ECLI:NL:CRVB:2022:2329

Centrale Raad van Beroep

Datum uitspraak
25 oktober 2022
Publicatiedatum
31 oktober 2022
Zaaknummer
21 / 441 PW-PV
Instantie
Centrale Raad van Beroep
Type
Uitspraak
Rechtsgebied
Bestuursrecht; Socialezekerheidsrecht
Procedures
  • Hoger beroep
Rechters
Vindplaatsen
  • Rechtspraak.nl
AI samenvatting door LexboostAutomatisch gegenereerd

Afwijzing aanvraag om bijstand wegens onduidelijke woon- en leefsituatie

In deze zaak heeft de Centrale Raad van Beroep op 25 oktober 2022 uitspraak gedaan in hoger beroep tegen de beslissing van de rechtbank Rotterdam van 22 december 2020. De appellant had op 10 december 2019 een aanvraag voor bijstand ingediend, maar deze werd afgewezen door het college van burgemeester en wethouders van Rotterdam.
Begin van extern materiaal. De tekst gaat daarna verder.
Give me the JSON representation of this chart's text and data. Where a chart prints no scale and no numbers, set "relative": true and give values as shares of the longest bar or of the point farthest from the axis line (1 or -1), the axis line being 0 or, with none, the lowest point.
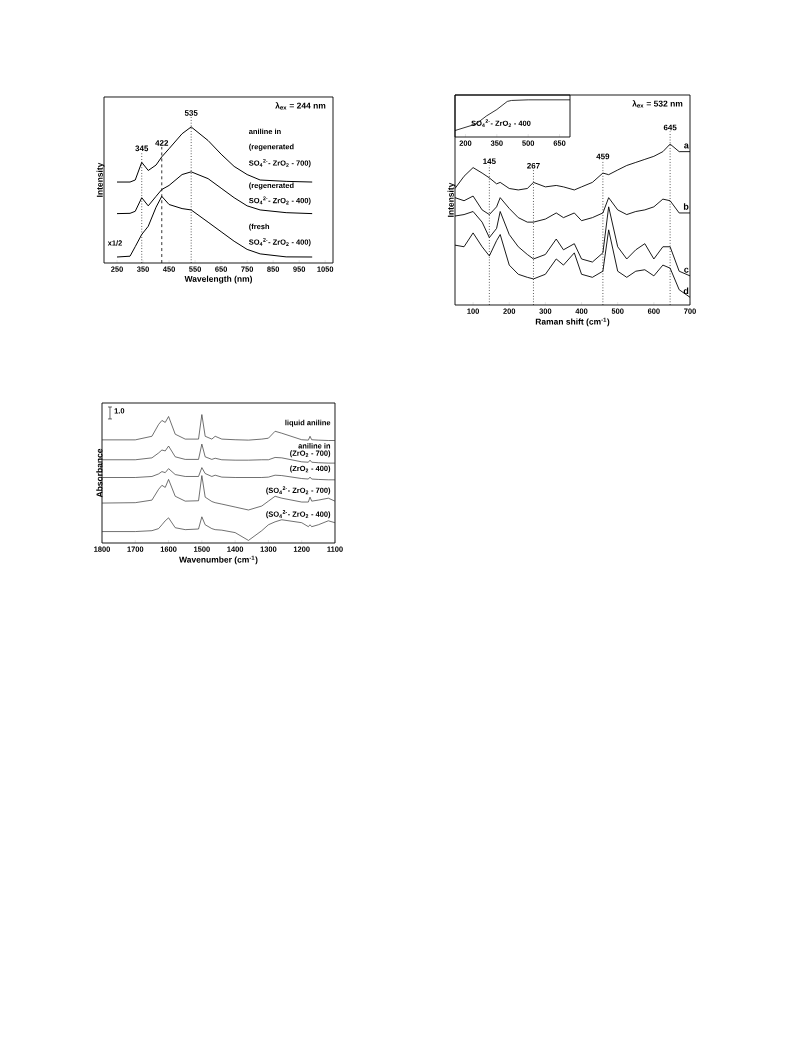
{
  "chart_data": [
    {
      "type": "line",
      "relative": true,
      "xlabel": "Wavelength (nm)",
      "ylabel": "Intensity",
      "xlim": [
        200,
        1080
      ],
      "xticks": [
        250,
        350,
        450,
        550,
        650,
        750,
        850,
        950,
        1050
      ],
      "x": [
        250,
        300,
        320,
        345,
        370,
        400,
        422,
        450,
        500,
        535,
        600,
        650,
        700,
        750,
        800,
        900,
        1000
      ],
      "series": [
        {
          "color": "#000000",
          "values": [
            0.595,
            0.595,
            0.61,
            0.74,
            0.68,
            0.72,
            0.78,
            0.84,
            0.95,
            1.0,
            0.9,
            0.8,
            0.71,
            0.65,
            0.61,
            0.6,
            0.595
          ]
        },
        {
          "color": "#000000",
          "values": [
            0.363,
            0.365,
            0.38,
            0.48,
            0.42,
            0.49,
            0.54,
            0.57,
            0.65,
            0.67,
            0.62,
            0.55,
            0.48,
            0.42,
            0.39,
            0.37,
            0.363
          ]
        },
        {
          "color": "#000000",
          "values": [
            0.044,
            0.05,
            0.12,
            0.21,
            0.27,
            0.41,
            0.49,
            0.43,
            0.4,
            0.39,
            0.3,
            0.23,
            0.16,
            0.1,
            0.067,
            0.045,
            0.044
          ]
        }
      ],
      "ref_lines": [
        {
          "axis": "x",
          "value": 345,
          "label": "345",
          "line_style": "dotted"
        },
        {
          "axis": "x",
          "value": 422,
          "label": "422",
          "line_style": "dashed"
        },
        {
          "axis": "x",
          "value": 535,
          "label": "535",
          "line_style": "dotted"
        }
      ],
      "annotations": [
        "λ$_{ex}$ = 244 nm",
        "aniline in",
        "(regenerated",
        "SO$_{4}$$^{2-}$- ZrO$_{2}$ - 700)",
        "(regenerated",
        "SO$_{4}$$^{2-}$- ZrO$_{2}$ - 400)",
        "(fresh",
        "SO$_{4}$$^{2-}$- ZrO$_{2}$ - 400)",
        "x1/2"
      ]
    },
    {
      "type": "line",
      "relative": true,
      "xlim": [
        150,
        700
      ],
      "xticks": [
        200,
        350,
        500,
        650
      ],
      "x": [
        150,
        250,
        300,
        350,
        400,
        420,
        500,
        700
      ],
      "series": [
        {
          "color": "#000000",
          "values": [
            0.174,
            0.348,
            0.565,
            0.739,
            0.957,
            0.983,
            1,
            1
          ]
        }
      ],
      "annotations": [
        "SO$_{4}$$^{2-}$- ZrO$_{2}$ - 400"
      ]
    },
    {
      "type": "line",
      "relative": true,
      "xlabel": "Raman shift (cm$^{-1}$)",
      "ylabel": "Intensity",
      "xlim": [
        50,
        700
      ],
      "xticks": [
        100,
        200,
        300,
        400,
        500,
        600,
        700
      ],
      "x": [
        50,
        75,
        100,
        125,
        145,
        165,
        175,
        200,
        225,
        250,
        267,
        300,
        330,
        350,
        380,
        400,
        430,
        459,
        475,
        500,
        525,
        550,
        575,
        600,
        625,
        645,
        670,
        700
      ],
      "series": [
        {
          "name": "a",
          "color": "#000000",
          "values": [
            0.724,
            0.8,
            0.854,
            0.82,
            0.79,
            0.753,
            0.762,
            0.724,
            0.715,
            0.724,
            0.762,
            0.734,
            0.743,
            0.734,
            0.715,
            0.734,
            0.762,
            0.82,
            0.81,
            0.839,
            0.867,
            0.886,
            0.905,
            0.924,
            0.953,
            1.0,
            0.953,
            0.953
          ]
        },
        {
          "name": "b",
          "color": "#000000",
          "values": [
            0.667,
            0.648,
            0.677,
            0.591,
            0.562,
            0.61,
            0.667,
            0.6,
            0.543,
            0.515,
            0.515,
            0.534,
            0.572,
            0.543,
            0.572,
            0.524,
            0.543,
            0.572,
            0.667,
            0.591,
            0.562,
            0.581,
            0.591,
            0.61,
            0.658,
            0.648,
            0.572,
            0.572
          ]
        },
        {
          "name": "c",
          "color": "#000000",
          "values": [
            0.553,
            0.562,
            0.581,
            0.515,
            0.419,
            0.476,
            0.581,
            0.438,
            0.362,
            0.314,
            0.286,
            0.314,
            0.41,
            0.343,
            0.381,
            0.286,
            0.267,
            0.324,
            0.61,
            0.362,
            0.286,
            0.343,
            0.381,
            0.286,
            0.362,
            0.362,
            0.21,
            0.181
          ]
        },
        {
          "name": "d",
          "color": "#000000",
          "values": [
            0.372,
            0.362,
            0.448,
            0.362,
            0.305,
            0.4,
            0.438,
            0.248,
            0.191,
            0.172,
            0.162,
            0.191,
            0.286,
            0.248,
            0.324,
            0.191,
            0.172,
            0.21,
            0.467,
            0.21,
            0.172,
            0.21,
            0.219,
            0.181,
            0.248,
            0.229,
            0.095,
            0.048
          ]
        }
      ],
      "ref_lines": [
        {
          "axis": "x",
          "value": 145,
          "label": "145",
          "line_style": "dotted"
        },
        {
          "axis": "x",
          "value": 267,
          "label": "267",
          "line_style": "dotted"
        },
        {
          "axis": "x",
          "value": 459,
          "label": "459",
          "line_style": "dotted"
        },
        {
          "axis": "x",
          "value": 645,
          "label": "645",
          "line_style": "dotted"
        }
      ],
      "annotations": [
        "λ$_{ex}$ = 532 nm"
      ]
    },
    {
      "type": "line",
      "relative": true,
      "xlabel": "Wavenumber (cm$^{-1}$)",
      "ylabel": "Absorbance",
      "xlim": [
        1800,
        1100
      ],
      "xticks": [
        1800,
        1700,
        1600,
        1500,
        1400,
        1300,
        1200,
        1100
      ],
      "x": [
        1800,
        1700,
        1650,
        1630,
        1620,
        1610,
        1600,
        1580,
        1550,
        1510,
        1500,
        1490,
        1470,
        1460,
        1440,
        1400,
        1360,
        1320,
        1300,
        1280,
        1260,
        1200,
        1180,
        1175,
        1170,
        1150,
        1120,
        1100
      ],
      "series": [
        {
          "color": "#333333",
          "values": [
            0.803,
            0.803,
            0.831,
            0.923,
            0.954,
            0.939,
            0.985,
            0.847,
            0.809,
            0.809,
            1.0,
            0.831,
            0.809,
            0.831,
            0.809,
            0.804,
            0.801,
            0.809,
            0.816,
            0.87,
            0.855,
            0.804,
            0.801,
            0.831,
            0.804,
            0.801,
            0.798,
            0.798
          ]
        },
        {
          "color": "#333333",
          "values": [
            0.648,
            0.648,
            0.663,
            0.701,
            0.724,
            0.717,
            0.755,
            0.671,
            0.651,
            0.651,
            0.77,
            0.671,
            0.651,
            0.66,
            0.648,
            0.645,
            0.645,
            0.648,
            0.648,
            0.666,
            0.663,
            0.632,
            0.629,
            0.645,
            0.629,
            0.625,
            0.622,
            0.622
          ]
        },
        {
          "color": "#333333",
          "values": [
            0.51,
            0.51,
            0.518,
            0.538,
            0.556,
            0.548,
            0.579,
            0.533,
            0.518,
            0.518,
            0.587,
            0.541,
            0.518,
            0.528,
            0.513,
            0.51,
            0.51,
            0.51,
            0.513,
            0.528,
            0.525,
            0.502,
            0.498,
            0.513,
            0.498,
            0.495,
            0.492,
            0.492
          ]
        },
        {
          "color": "#333333",
          "values": [
            0.311,
            0.314,
            0.334,
            0.418,
            0.449,
            0.433,
            0.495,
            0.364,
            0.326,
            0.329,
            0.525,
            0.357,
            0.323,
            0.314,
            0.303,
            0.28,
            0.257,
            0.288,
            0.326,
            0.364,
            0.349,
            0.319,
            0.319,
            0.357,
            0.326,
            0.334,
            0.349,
            0.326
          ]
        },
        {
          "color": "#333333",
          "values": [
            0.089,
            0.089,
            0.096,
            0.112,
            0.142,
            0.173,
            0.196,
            0.119,
            0.104,
            0.109,
            0.204,
            0.142,
            0.112,
            0.104,
            0.1,
            0.081,
            0.02,
            0.096,
            0.142,
            0.165,
            0.181,
            0.158,
            0.127,
            0.142,
            0.127,
            0.142,
            0.173,
            0.158
          ]
        }
      ],
      "annotations": [
        "1.0",
        "liquid aniline",
        "aniline in",
        "(ZrO$_{2}$ - 700)",
        "(ZrO$_{2}$ - 400)",
        "(SO$_{4}$$^{2-}$- ZrO$_{2}$ - 700)",
        "(SO$_{4}$$^{2-}$- ZrO$_{2}$ - 400)"
      ]
    }
  ]
}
De afwijzing was gebaseerd op het feit dat de appellant onvoldoende informatie had verstrekt over zijn woon- en leefsituatie, waardoor het recht op bijstand niet kon worden vastgesteld. De rechtbank had het beroep van de appellant tegen deze afwijzing ongegrond verklaard.

De Centrale Raad van Beroep bevestigde de uitspraak van de rechtbank. De Raad oordeelde dat de appellant, die in de beoordelingsperiode geen vaste woon- of verblijfplaats had, verplicht was om het door het college verstrekte formulier voor wisselende verblijfplaatsen in te vullen of op andere wijze aannemelijk te maken waar hij verbleef. De appellant had enkel verklaard dat hij bij vrienden verbleef, maar had geen verdere gegevens verstrekt. Hierdoor bleef zijn woon- en leefsituatie onduidelijk, wat leidde tot de conclusie dat het college het recht op bijstand niet kon vaststellen.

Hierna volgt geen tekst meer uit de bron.